Now, that does not solve the hashtag problem. Although it is not so big a problem when it is used to jump to a h1 or h2 section title that is big and bold with the same text as the link.

For notes however it often happens, in particular since the only indication of where you wanted to go is a note number, who memorizes the note numbre before clicking ?

But I think putting them at the bottom and making the page scroll to look at them is absurd anyway, this is not paper anymore, notes should appear where they are called (through browser supported, user configurable "note" tags or something in an ideal world, since javascript in-page windows completely lack standards and configuration), not make you loose your page status by scrolling down.

Even thoses that have a link back to the text are bad, it will put the line originating the note on the top, often hidding the beginning of the sentence forcing you to scroll up again to resume your reading.

But I digress.

And you know what is bad too ? A web site where you comment on another page, making it complicated to go back to the text you comment on while you are commenting. :p


From: James Katt (Dec 02 2011, at 12:59)

I would not call this a bug.

This is a choice made by web browser developers on how to render web pages. From their point of view, there is a bottom to a web page, below which you can't scroll. This emulates paper pages.

You see the same effect on some word processors, particularly those which render the page how it will be printed. There is no white space because there is no more page past the bottom of a sheet of paper.

In designing web pages, I like having a bottom. Since I expect this, I can read just fine.

If you expect web pages to be able to scroll down forever, then yes you will have problems reading at the bottom since your expectations are different.


From: Michael A. Lowry (Dec 02 2011, at 15:57)

I thought of a solution to this problem a few years ago, and I’ve seen an e-book reader that implements something similar: after scrolling, the browser should just draw a line at the point that was the bottom of the page before scrolling.



From: David Liu (Dec 02 2011, at 16:01)

James Katt: Except you can bring the bottom of the page physically up.

And not all essays end at the bottom of the page, so a page may have a completely blank space at the bottom after the last sentence.


From: Christian (Dec 06 2011, at 08:19)

I think the problem becomes relevant only in case of anchors. Now that browsers support animation while page scrolling, your reading experience shouldn't be so compromised.

There could probably be a rubber band effect in case of anchors so that they can be shown initially on top of the page and then animate gracefully where they usually are.

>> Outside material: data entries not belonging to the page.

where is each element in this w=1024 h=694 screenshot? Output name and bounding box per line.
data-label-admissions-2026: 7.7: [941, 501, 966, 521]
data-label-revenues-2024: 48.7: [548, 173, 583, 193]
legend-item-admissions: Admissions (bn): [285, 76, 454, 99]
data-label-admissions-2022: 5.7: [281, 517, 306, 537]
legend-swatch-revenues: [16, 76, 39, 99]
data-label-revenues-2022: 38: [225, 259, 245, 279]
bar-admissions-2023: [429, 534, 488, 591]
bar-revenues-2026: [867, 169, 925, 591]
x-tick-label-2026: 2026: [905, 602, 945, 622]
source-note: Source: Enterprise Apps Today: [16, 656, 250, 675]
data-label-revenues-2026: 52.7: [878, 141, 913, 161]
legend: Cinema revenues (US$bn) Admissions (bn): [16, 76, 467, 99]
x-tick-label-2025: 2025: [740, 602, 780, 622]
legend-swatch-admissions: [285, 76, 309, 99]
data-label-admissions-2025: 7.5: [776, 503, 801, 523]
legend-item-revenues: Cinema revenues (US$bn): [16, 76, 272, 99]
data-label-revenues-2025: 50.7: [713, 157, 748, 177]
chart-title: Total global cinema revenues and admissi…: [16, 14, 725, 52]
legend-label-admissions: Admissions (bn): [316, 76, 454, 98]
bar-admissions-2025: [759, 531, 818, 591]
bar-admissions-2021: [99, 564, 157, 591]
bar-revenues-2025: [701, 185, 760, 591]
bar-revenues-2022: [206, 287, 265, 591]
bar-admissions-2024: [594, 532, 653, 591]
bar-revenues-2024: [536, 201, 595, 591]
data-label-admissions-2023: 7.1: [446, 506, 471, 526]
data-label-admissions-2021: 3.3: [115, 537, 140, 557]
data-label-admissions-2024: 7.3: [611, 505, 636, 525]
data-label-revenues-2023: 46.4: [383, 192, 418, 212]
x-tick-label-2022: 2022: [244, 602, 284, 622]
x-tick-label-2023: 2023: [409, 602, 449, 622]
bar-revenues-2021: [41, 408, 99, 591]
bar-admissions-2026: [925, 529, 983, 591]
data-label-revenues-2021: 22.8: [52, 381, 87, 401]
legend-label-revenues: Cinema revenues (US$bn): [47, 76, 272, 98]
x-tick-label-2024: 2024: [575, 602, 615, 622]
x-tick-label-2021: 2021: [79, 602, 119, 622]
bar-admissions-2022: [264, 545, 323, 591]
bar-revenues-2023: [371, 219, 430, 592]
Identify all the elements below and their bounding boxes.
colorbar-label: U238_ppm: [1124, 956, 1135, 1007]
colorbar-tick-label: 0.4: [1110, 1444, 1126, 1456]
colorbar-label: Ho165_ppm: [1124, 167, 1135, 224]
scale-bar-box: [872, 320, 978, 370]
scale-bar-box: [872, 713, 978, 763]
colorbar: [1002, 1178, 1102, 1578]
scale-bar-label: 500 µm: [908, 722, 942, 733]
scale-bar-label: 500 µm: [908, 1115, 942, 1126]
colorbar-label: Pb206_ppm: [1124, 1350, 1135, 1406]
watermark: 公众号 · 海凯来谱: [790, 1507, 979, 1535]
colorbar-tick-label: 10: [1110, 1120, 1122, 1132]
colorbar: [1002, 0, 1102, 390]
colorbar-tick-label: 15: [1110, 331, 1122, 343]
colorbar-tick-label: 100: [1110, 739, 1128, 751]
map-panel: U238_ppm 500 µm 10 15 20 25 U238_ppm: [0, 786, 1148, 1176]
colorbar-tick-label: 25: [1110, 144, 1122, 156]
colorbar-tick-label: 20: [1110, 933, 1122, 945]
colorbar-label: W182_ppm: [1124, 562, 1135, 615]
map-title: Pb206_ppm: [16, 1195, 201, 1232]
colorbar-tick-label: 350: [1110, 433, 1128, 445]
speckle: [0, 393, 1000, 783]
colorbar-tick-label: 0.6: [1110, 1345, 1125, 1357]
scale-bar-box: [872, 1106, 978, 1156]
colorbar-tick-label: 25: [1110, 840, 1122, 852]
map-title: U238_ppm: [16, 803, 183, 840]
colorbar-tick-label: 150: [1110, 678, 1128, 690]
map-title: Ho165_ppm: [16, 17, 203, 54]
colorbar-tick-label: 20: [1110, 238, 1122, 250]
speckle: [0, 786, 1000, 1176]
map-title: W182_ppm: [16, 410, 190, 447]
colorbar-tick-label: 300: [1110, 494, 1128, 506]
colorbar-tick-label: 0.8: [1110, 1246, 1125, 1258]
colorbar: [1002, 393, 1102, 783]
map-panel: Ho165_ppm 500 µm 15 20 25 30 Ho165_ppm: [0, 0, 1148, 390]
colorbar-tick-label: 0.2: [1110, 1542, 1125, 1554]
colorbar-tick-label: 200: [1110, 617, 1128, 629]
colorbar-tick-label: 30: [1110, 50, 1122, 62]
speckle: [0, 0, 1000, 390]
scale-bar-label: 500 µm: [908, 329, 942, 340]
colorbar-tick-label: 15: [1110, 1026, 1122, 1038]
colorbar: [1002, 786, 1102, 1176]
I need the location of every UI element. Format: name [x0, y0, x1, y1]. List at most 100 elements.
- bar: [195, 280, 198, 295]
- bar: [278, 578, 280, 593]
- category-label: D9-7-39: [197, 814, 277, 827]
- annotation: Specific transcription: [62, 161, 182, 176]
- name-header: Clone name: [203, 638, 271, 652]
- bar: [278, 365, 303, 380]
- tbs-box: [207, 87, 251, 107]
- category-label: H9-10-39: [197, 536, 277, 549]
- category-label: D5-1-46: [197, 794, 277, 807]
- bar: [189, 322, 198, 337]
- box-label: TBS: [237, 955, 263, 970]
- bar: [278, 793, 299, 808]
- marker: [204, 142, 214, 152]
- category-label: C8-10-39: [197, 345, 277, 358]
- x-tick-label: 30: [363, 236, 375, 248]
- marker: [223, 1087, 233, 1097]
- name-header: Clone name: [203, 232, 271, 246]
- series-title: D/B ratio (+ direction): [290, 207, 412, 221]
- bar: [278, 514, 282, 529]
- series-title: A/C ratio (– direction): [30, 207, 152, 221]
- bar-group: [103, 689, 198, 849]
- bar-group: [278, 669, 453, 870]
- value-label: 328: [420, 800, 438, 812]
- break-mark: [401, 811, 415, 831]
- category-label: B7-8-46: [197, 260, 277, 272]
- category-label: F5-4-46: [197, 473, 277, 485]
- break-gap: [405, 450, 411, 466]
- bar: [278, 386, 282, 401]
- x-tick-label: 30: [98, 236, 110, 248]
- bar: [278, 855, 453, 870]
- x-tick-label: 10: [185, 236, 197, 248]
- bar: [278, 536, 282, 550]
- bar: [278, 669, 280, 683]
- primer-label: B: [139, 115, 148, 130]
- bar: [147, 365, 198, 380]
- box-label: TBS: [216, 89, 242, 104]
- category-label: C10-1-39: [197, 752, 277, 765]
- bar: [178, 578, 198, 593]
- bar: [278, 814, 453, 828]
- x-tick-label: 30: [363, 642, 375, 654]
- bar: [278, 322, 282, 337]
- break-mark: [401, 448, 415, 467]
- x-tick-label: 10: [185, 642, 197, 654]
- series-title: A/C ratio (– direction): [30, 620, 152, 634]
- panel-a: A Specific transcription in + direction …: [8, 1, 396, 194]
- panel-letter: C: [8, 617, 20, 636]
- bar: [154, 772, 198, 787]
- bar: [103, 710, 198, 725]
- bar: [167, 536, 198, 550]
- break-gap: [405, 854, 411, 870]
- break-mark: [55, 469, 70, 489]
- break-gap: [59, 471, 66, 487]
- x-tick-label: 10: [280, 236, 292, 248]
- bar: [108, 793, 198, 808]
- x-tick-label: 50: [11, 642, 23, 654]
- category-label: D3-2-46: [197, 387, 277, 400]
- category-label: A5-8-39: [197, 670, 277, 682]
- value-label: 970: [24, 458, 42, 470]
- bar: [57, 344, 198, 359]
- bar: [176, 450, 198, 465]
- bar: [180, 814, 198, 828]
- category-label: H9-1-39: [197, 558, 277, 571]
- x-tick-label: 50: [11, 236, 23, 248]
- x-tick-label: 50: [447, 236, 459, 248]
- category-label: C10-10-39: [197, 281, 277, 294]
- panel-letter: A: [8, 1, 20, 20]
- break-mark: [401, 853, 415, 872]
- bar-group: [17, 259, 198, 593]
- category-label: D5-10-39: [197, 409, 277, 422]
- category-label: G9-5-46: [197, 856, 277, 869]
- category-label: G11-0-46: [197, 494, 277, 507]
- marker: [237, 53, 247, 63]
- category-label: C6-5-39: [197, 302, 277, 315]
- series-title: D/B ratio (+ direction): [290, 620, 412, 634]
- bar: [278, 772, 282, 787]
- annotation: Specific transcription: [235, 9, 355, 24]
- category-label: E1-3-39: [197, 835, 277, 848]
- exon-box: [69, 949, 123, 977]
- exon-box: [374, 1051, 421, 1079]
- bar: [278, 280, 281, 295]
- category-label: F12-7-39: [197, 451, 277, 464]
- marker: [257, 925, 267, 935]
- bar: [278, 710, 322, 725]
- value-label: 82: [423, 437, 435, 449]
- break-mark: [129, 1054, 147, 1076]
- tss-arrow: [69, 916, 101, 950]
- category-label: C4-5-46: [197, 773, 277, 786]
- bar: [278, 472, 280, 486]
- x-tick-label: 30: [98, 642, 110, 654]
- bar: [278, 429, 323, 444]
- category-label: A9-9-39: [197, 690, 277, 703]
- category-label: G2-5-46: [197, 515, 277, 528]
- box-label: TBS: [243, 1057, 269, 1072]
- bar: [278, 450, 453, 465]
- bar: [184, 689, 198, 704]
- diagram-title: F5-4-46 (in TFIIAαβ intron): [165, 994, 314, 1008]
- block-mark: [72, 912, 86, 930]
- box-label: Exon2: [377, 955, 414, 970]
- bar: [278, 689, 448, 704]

From: Steve Fink (Dec 07 2011, at 13:08)

I agree with the problem, but I'm not crazy about your solution. It breaks a different use of pagedown -- I'll sometimes press and hold pagedown to get to the bottom of a page (eg a bug tracker entry with tons of comments). In that case, I want the last full page, not the page height modulo display height.

I could use the 'end' key, but I don't much like using keys that wander around on different keyboards (page up/down are necessary, so I learn to deal with those.) Plus, home/end are too ambiguous in my brain -- do they mean horizontal begin/end? Vertical? Global? Scope-restricted (one wrapped around command-line, for example)?

Seems like you might be able to stick a temporary indicator into the scrollbar, though that overloads the meaning of its vertical dimension.

I think I like the horizontal line or bullet marker approaches best, personally.


From: choonkeat (Dec 14 2011, at 10:40)

Agreed, though bottom padding would be a tad too intrusive to page design.

Try shading instead http://vimeo.com/984913

(which you've actually inadvertently done in your illustration of the problem)


From: Benedikt Koeppel (Jan 02 2012, at 05:47)

Hi there

I wrote a little JavaScript library called "overleap.js" today. Please check it out on https://github.com/bekoeppel/overleap.js.

overleap.js adds a spacer div at the bottom of the page, with a dynamic height. On scrolling, the spacer is expanded and shrinked so that a full length page jump is always possible.